Seth is an attorney and law professor who has been doing very detailed analysis of Trump’s and his campaign’s and cabinet members’ connections to Russians like Klyushin through Trump’s trips to Moscow, the Moscow Trump Tower deal, and efforts to repeal the U.S. sanctions against Russia. I highly recommend following him on Twitter, he’s prone to spit out long, detailed and well-sourced analyses, pretty much daily.

Let me be clear — these are not “he said, she said” allegations. They are sourced, like the links above, from pictures, posts, and tweets directly from Trump, his U.S. associates, and people he associated with in Russia. There are a lot of intelligent and legally experienced people digging through apparently billions of tweets, Instagram posts and whatever else piecing together timelines of what happened when.

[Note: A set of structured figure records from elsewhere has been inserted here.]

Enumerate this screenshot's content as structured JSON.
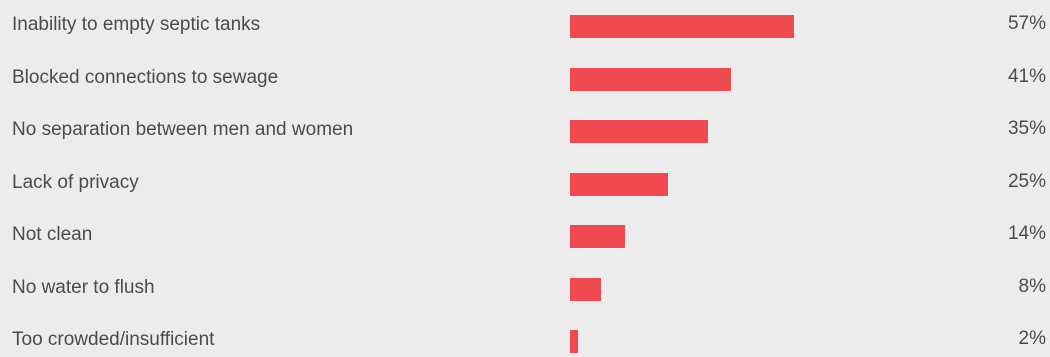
{
  "chart_data": {
    "type": "bar",
    "orientation": "horizontal",
    "categories": [
      "Inability to empty septic tanks",
      "Blocked connections to sewage",
      "No separation between men and women",
      "Lack of privacy",
      "Not clean",
      "No water to flush",
      "Too crowded/insufficient"
    ],
    "values": [
      57,
      41,
      35,
      25,
      14,
      8,
      2
    ],
    "value_labels": [
      "57%",
      "41%",
      "35%",
      "25%",
      "14%",
      "8%",
      "2%"
    ],
    "unit": "%",
    "xlim": [
      0,
      100
    ],
    "grid": false,
    "legend": "none",
    "colors": {
      "bar": "#f04a50",
      "text": "#4b4b4b",
      "background": "#ececec"
    }
  }
}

Lately Seth has been focusing on why Trump told Putin and the people in the first photo, during that meeting, that he was going to run for president 18 months before he told anyone in the U.S.

Oh by the way, Seth alleges that Klyushin is likely the one who offered to provide Trump, during this trip, with the five prostitutes mentioned in the dossier that everyone has heard about and that Trump’s bodyguard testified about in front of Congress.

At any rate, Seth Abramson apparently came to Klyushin’s notice. Klyushin in turn apparently decided to follow some or all of the people who follow @SethAbramson, perhaps the people who have re-tweeted some of Seth’s posts like I have. I can’t really say why, but I’m guessing he’s not following me because I’m a hard-hitting journalist or a supermodel. It stinks to me a bit like putting people on notice that they’re on a list somewhere, but of course this is something that you are certainly allowed to do on Twitter. It’s a feature, not a bug, but a lot of people who follow Seth are disconcerted about it nonetheless.

So that’s it, in a nutshell. It’s a lot, there’s a hell of a lot more, and none of it looks very good. I do have a lot of questions though, and I certainly have one more Russian billionaire following me than I had this time last week.